As doctors, scientists and policymakers consider how best to use AI to track a possible pandemic, Dr. Kamran Khan, an infectious disease specialist and founder of BlueDot, says the first step is "to make sure we're not creating any potential harm in the process."
Speaking to CTVNews.ca in June at the Collision tech conference in Toronto, where the potential dangers of AI were among the most popular conversations had, Khan said "this is a problem that is not just a problem for a government alone," but for the whole of society.
Large language models (LLMs), essentially an algorithm that can take massive sets of data to predict and generate text, can be subject to "hallucination" or making stuff up, Khan warned.
"We need to create … some guardrails around it, because as you can imagine, LLMs could amplify misinformation and that doesn't help us," he said.
BLUEDOT DETECTS COVID-19
The Toronto-based BlueDot became renowned for being among the first to detect the signs of what would later be called SARS-CoV-2, the coronavirus that causes the disease COVID-19.
The company accomplished this by using AI to scour tens of thousands of articles each day in dozens of languages, which led to its system spotting an article about a "pneumonia of unknown cause" on the morning of Dec. 31, 2019.
BlueDot sent out an alert to its clients the same day, nearly a week before the U.S. Centers for Disease Control and Prevention and the World Health Organization issued their own alerts.
In June, Harvard Public Health reported that after BlueDot sent its alert to clients, the company's customer base grew by 475 per cent.
LEVERAGING AI TO GET AHEAD OF EMERGING ILLNESSES
Much has been written about the benefits of AI, namely the speed by which it can help identify an emerging illness and send out those early warning signals.
Khan said he founded BlueDot because he felt there was a need to be able to respond to infectious disease emergencies quickly and precisely, in ways that were not "necessarily possible in the academic arena."
"We should be leveraging the latest in technology and innovation to get ahead of this problem, which is not just one for Canada, but it's actually one for the rest of the world," he said.
But attempting to do so is "anchored in trust and there's been a lot of erosion of trust in the last several years," Khan added.
The Organisation for Economic Co-operation and Development in April 2020 said while AI is not a "silver bullet," policymakers should encourage the sharing of medical, molecular and scientific data to help AI researchers build the tools that could assist the medical community, while also ensuring that AI systems are "trustworthy."
"Instead of doing manual data analysis, or starting the data labelling, or spending some time to consolidate the data coming from different resources, we have our AI modules that can process the data and generate some insightful information for the decision-makers in the context," Zahra Shakeri, an assistant professor of health informatics and information visualization at the University of Toronto, told CTVNews.ca in an interview on Sunday.
‘INTEGRATED MIX OF EXPERTS’ REQUIRED
Shakeri, who is also a member of U of T's Institute for Pandemics and director of the school's HIVE Lab, added that while AI could help improve the readiness and resiliency of the health-care system, "it cannot be the only tool that we can use to come up with the final conclusion."
Generative AI models, she said, work by trying to detect relationships between words, not necessarily what is factual.
And while certain text can be flagged to AI as misinformation, not everything will be detected.
One solution could be to have experts from different fields help determine what is true or to make AI models better able to detect misinformation.

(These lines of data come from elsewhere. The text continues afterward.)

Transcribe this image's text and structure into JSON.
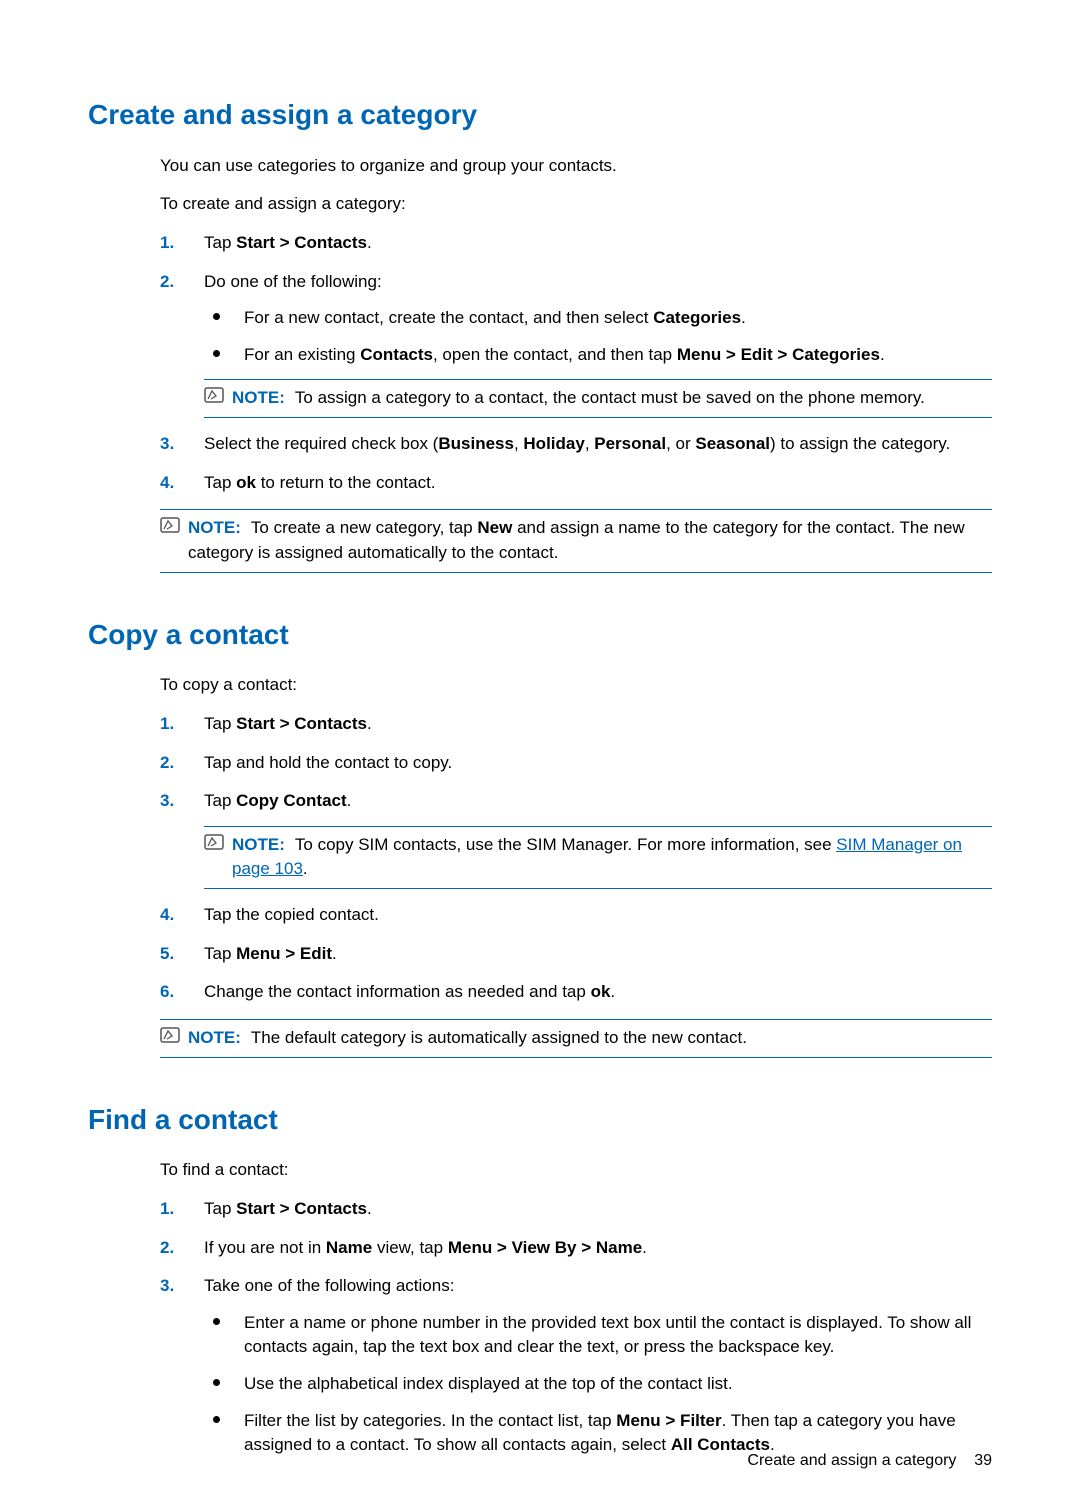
{
  "colors": {
    "accent": "#0066b3"
  },
  "note_label": "NOTE:",
  "step_numbers": [
    "1.",
    "2.",
    "3.",
    "4.",
    "5.",
    "6."
  ],
  "section1": {
    "heading": "Create and assign a category",
    "intro1": "You can use categories to organize and group your contacts.",
    "intro2": "To create and assign a category:",
    "step1_a": "Tap ",
    "step1_b": "Start > Contacts",
    "step1_c": ".",
    "step2": "Do one of the following:",
    "step2_b1_a": "For a new contact, create the contact, and then select ",
    "step2_b1_b": "Categories",
    "step2_b1_c": ".",
    "step2_b2_a": "For an existing ",
    "step2_b2_b": "Contacts",
    "step2_b2_c": ", open the contact, and then tap ",
    "step2_b2_d": "Menu > Edit > Categories",
    "step2_b2_e": ".",
    "step2_note": "To assign a category to a contact, the contact must be saved on the phone memory.",
    "step3_a": "Select the required check box (",
    "step3_b": "Business",
    "step3_c": ", ",
    "step3_d": "Holiday",
    "step3_e": ", ",
    "step3_f": "Personal",
    "step3_g": ", or ",
    "step3_h": "Seasonal",
    "step3_i": ") to assign the category.",
    "step4_a": "Tap ",
    "step4_b": "ok",
    "step4_c": " to return to the contact.",
    "end_note_a": "To create a new category, tap ",
    "end_note_b": "New",
    "end_note_c": " and assign a name to the category for the contact. The new category is assigned automatically to the contact."
  },
  "section2": {
    "heading": "Copy a contact",
    "intro": "To copy a contact:",
    "step1_a": "Tap ",
    "step1_b": "Start > Contacts",
    "step1_c": ".",
    "step2": "Tap and hold the contact to copy.",
    "step3_a": "Tap ",
    "step3_b": "Copy Contact",
    "step3_c": ".",
    "step3_note_a": "To copy SIM contacts, use the SIM Manager. For more information, see ",
    "step3_note_link": "SIM Manager on page 103",
    "step3_note_c": ".",
    "step4": "Tap the copied contact.",
    "step5_a": "Tap ",
    "step5_b": "Menu > Edit",
    "step5_c": ".",
    "step6_a": "Change the contact information as needed and tap ",
    "step6_b": "ok",
    "step6_c": ".",
    "end_note": "The default category is automatically assigned to the new contact."
  },
  "section3": {
    "heading": "Find a contact",
    "intro": "To find a contact:",
    "step1_a": "Tap ",
    "step1_b": "Start > Contacts",
    "step1_c": ".",
    "step2_a": "If you are not in ",
    "step2_b": "Name",
    "step2_c": " view, tap ",
    "step2_d": "Menu > View By > Name",
    "step2_e": ".",
    "step3": "Take one of the following actions:",
    "step3_b1": "Enter a name or phone number in the provided text box until the contact is displayed. To show all contacts again, tap the text box and clear the text, or press the backspace key.",
    "step3_b2": "Use the alphabetical index displayed at the top of the contact list.",
    "step3_b3_a": "Filter the list by categories. In the contact list, tap ",
    "step3_b3_b": "Menu > Filter",
    "step3_b3_c": ". Then tap a category you have assigned to a contact. To show all contacts again, select ",
    "step3_b3_d": "All Contacts",
    "step3_b3_e": "."
  },
  "footer": {
    "text": "Create and assign a category",
    "page": "39"
  }
}
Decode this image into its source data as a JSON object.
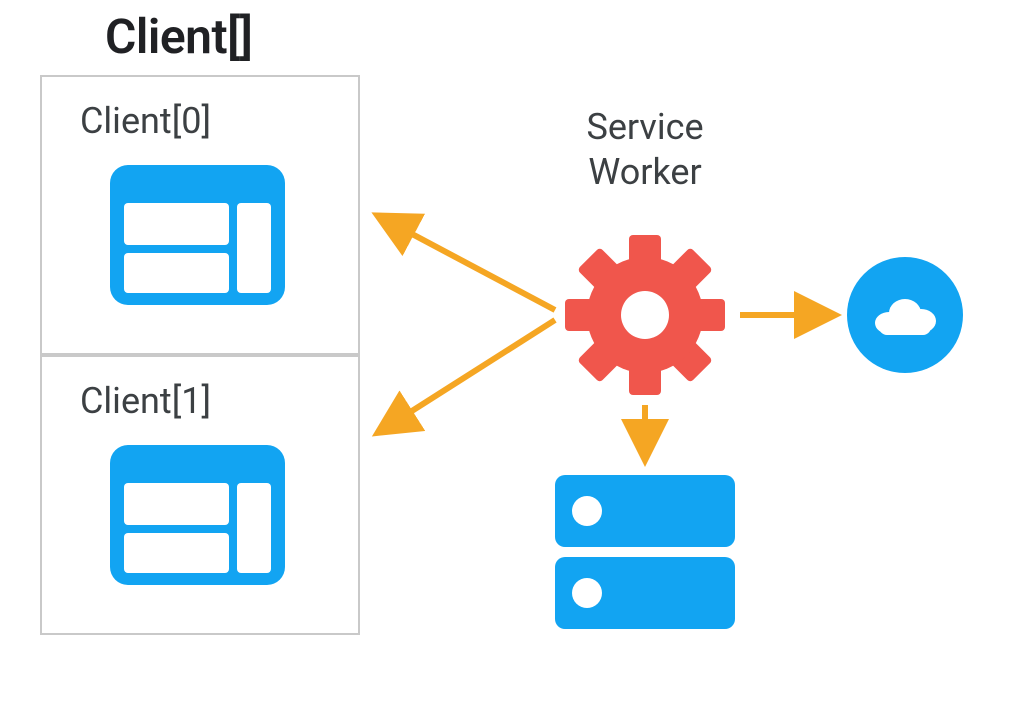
{
  "diagram": {
    "title": "Client[]",
    "clients": [
      {
        "label": "Client[0]"
      },
      {
        "label": "Client[1]"
      }
    ],
    "service_worker_label_line1": "Service",
    "service_worker_label_line2": "Worker",
    "colors": {
      "blue": "#12a4f2",
      "red": "#f0564c",
      "orange": "#f5a623",
      "gray_border": "#c9c9c9",
      "text": "#3c4043"
    },
    "nodes": {
      "client0": {
        "type": "browser-window",
        "role": "client"
      },
      "client1": {
        "type": "browser-window",
        "role": "client"
      },
      "service_worker": {
        "type": "gear",
        "role": "service-worker"
      },
      "database": {
        "type": "server-stack",
        "role": "storage"
      },
      "cloud": {
        "type": "cloud",
        "role": "network"
      }
    },
    "edges": [
      {
        "from": "service_worker",
        "to": "client0",
        "style": "arrow"
      },
      {
        "from": "service_worker",
        "to": "client1",
        "style": "arrow"
      },
      {
        "from": "service_worker",
        "to": "database",
        "style": "arrow"
      },
      {
        "from": "service_worker",
        "to": "cloud",
        "style": "arrow"
      }
    ]
  }
}
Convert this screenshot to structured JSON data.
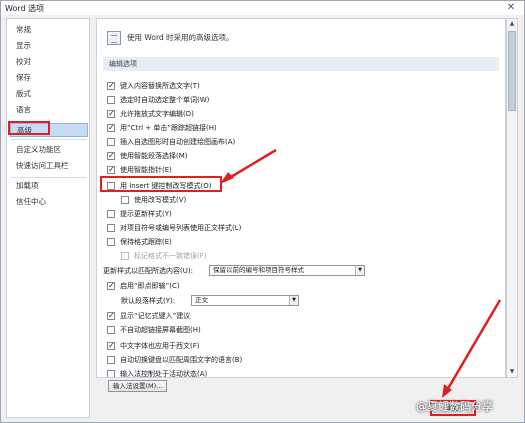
{
  "window": {
    "title": "Word 选项"
  },
  "sidebar": {
    "items": [
      {
        "label": "常规"
      },
      {
        "label": "显示"
      },
      {
        "label": "校对"
      },
      {
        "label": "保存"
      },
      {
        "label": "版式"
      },
      {
        "label": "语言"
      },
      {
        "label": "高级"
      },
      {
        "label": "自定义功能区"
      },
      {
        "label": "快速访问工具栏"
      },
      {
        "label": "加载项"
      },
      {
        "label": "信任中心"
      }
    ],
    "active": "高级"
  },
  "main": {
    "header": "使用 Word 时采用的高级选项。",
    "section": "编辑选项",
    "options": [
      {
        "label": "键入内容替换所选文字(T)",
        "checked": true
      },
      {
        "label": "选定时自动选定整个单词(W)",
        "checked": false
      },
      {
        "label": "允许拖放式文字编辑(D)",
        "checked": true
      },
      {
        "label": "用“Ctrl + 单击”跟踪超链接(H)",
        "checked": true
      },
      {
        "label": "插入自选图形时自动创建绘图画布(A)",
        "checked": false
      },
      {
        "label": "使用智能段落选择(M)",
        "checked": true
      },
      {
        "label": "使用智能指针(E)",
        "checked": true
      },
      {
        "label": "用 Insert 键控制改写模式(O)",
        "checked": false
      },
      {
        "label": "使用改写模式(V)",
        "checked": false
      },
      {
        "label": "提示更新样式(Y)",
        "checked": false
      },
      {
        "label": "对项目符号或编号列表使用正文样式(L)",
        "checked": false
      },
      {
        "label": "保持格式跟踪(E)",
        "checked": false
      },
      {
        "label": "标记格式不一致错误(F)",
        "checked": false
      }
    ],
    "update_style_label": "更新样式以匹配所选内容(U):",
    "update_style_value": "保留以前的编号和项目符号样式",
    "click_type": {
      "label": "启用“即点即输”(C)",
      "checked": true
    },
    "default_para_label": "默认段落样式(Y):",
    "default_para_value": "正文",
    "options2": [
      {
        "label": "显示“记忆式键入”建议",
        "checked": true
      },
      {
        "label": "不自动超链接屏幕截图(H)",
        "checked": false
      },
      {
        "label": "中文字体也应用于西文(F)",
        "checked": true
      },
      {
        "label": "自动切换键盘以匹配周围文字的语言(B)",
        "checked": false
      },
      {
        "label": "输入法控制处于活动状态(A)",
        "checked": false
      }
    ],
    "ime_button": "输入法设置(M)..."
  },
  "footer": {
    "ok": "确定",
    "watermark": "@夏鲤数码分享"
  },
  "colors": {
    "annotation": "#e02020",
    "active_nav": "#c5dcf3"
  }
}
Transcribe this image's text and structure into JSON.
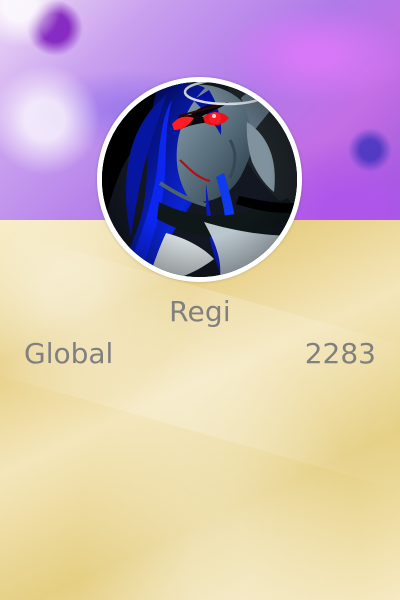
{
  "profile": {
    "name": "Regi",
    "avatar_icon": "profile-avatar",
    "stats": [
      {
        "label": "Global",
        "value": "2283"
      }
    ]
  },
  "colors": {
    "banner_purple": "#b07ae8",
    "banner_magenta": "#c36ee5",
    "gold_background": "#e7cf85",
    "text_gray": "#808080",
    "avatar_border": "#ffffff"
  }
}
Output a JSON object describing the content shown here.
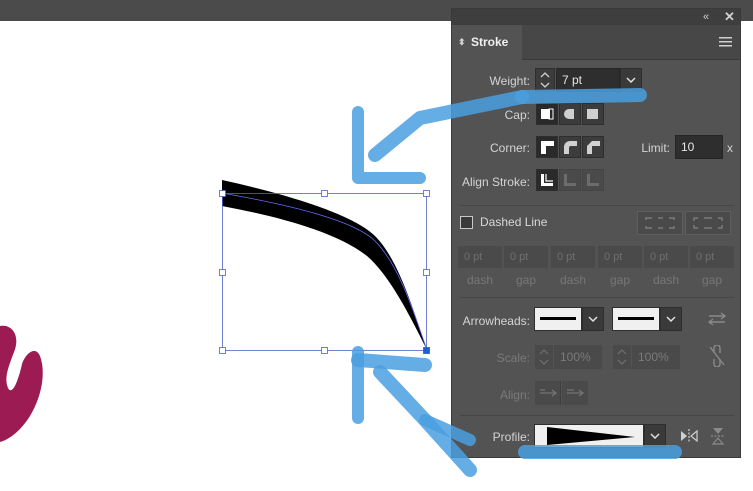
{
  "panel": {
    "collapse_icon": "double-chevron-left-icon",
    "close_icon": "close-icon",
    "tab_title": "Stroke",
    "tab_arrows": "◆",
    "weight": {
      "label": "Weight:",
      "value": "7 pt"
    },
    "cap": {
      "label": "Cap:",
      "selected": "butt"
    },
    "corner": {
      "label": "Corner:",
      "selected": "miter",
      "limit_label": "Limit:",
      "limit_value": "10",
      "limit_unit": "x"
    },
    "align_stroke": {
      "label": "Align Stroke:",
      "selected": "center"
    },
    "dashed_line": {
      "label": "Dashed Line",
      "checked": false
    },
    "dash_gap": [
      {
        "value": "0 pt",
        "label": "dash"
      },
      {
        "value": "0 pt",
        "label": "gap"
      },
      {
        "value": "0 pt",
        "label": "dash"
      },
      {
        "value": "0 pt",
        "label": "gap"
      },
      {
        "value": "0 pt",
        "label": "dash"
      },
      {
        "value": "0 pt",
        "label": "gap"
      }
    ],
    "arrowheads": {
      "label": "Arrowheads:"
    },
    "scale": {
      "label": "Scale:",
      "start": "100%",
      "end": "100%"
    },
    "align": {
      "label": "Align:"
    },
    "profile": {
      "label": "Profile:"
    }
  },
  "colors": {
    "panel_bg": "#535353",
    "annotation_blue": "#4a9fe0",
    "stroke_path": "#000000",
    "shape_crimson": "#9b1b52"
  }
}
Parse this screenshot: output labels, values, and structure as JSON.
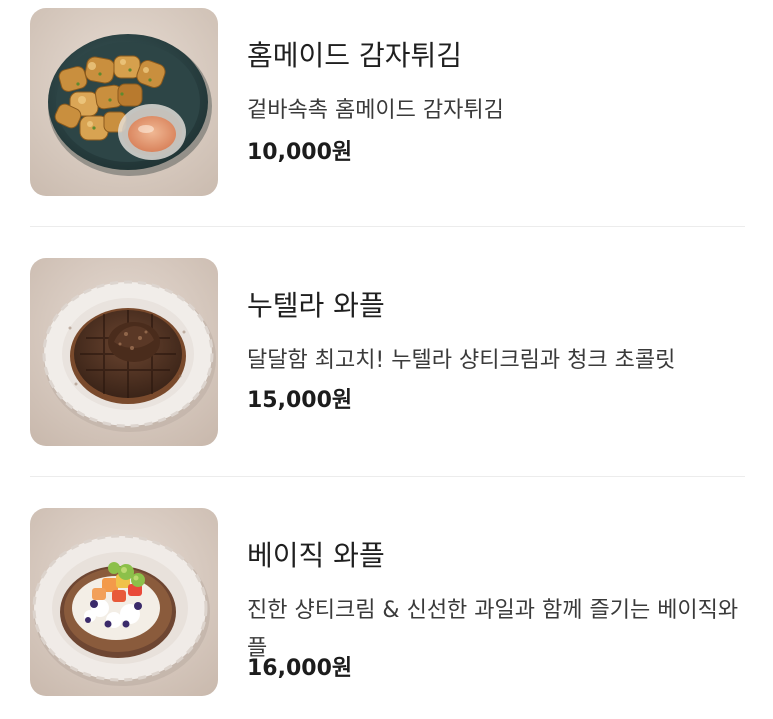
{
  "menu": {
    "items": [
      {
        "name": "홈메이드 감자튀김",
        "description": "겉바속촉 홈메이드 감자튀김",
        "price": "10,000원",
        "image": "fries-photo"
      },
      {
        "name": "누텔라 와플",
        "description": "달달함 최고치! 누텔라 샹티크림과 청크 초콜릿",
        "price": "15,000원",
        "image": "nutella-waffle-photo"
      },
      {
        "name": "베이직 와플",
        "description": "진한 샹티크림 & 신선한 과일과 함께 즐기는 베이직와플",
        "price": "16,000원",
        "image": "basic-waffle-photo"
      }
    ]
  },
  "colors": {
    "background": "#ffffff",
    "divider": "#ececec",
    "text": "#1f1f1f"
  }
}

Increasing public awareness about the potential harms of the information produced by generative AI could also help.
But Shakeri says more leadership, governance, researchers, policymakers and stakeholders from different sectors need to come together to address the issue, similar to the advent of nuclear power.
"It might sound very straightforward to talk about these concepts, but when it comes to the implementation of the solutions, we really need to have more expertise, more support," she said.
Khan also says we need an "integrated mix of experts who understand the problem."
"Like myself as a physician, I'm an epidemiologist. We've got veterinarians, we have other people in public health sciences and then we've got to marry that with the data scientist, machine learning experts and the engineers who will build this whole infrastructure," he said.
It's a matter of "not getting caught flat-footed" and preparing now, he added.
"And I don't think we need to be in panic mode, but we need to use every day well, because the clock's ticking."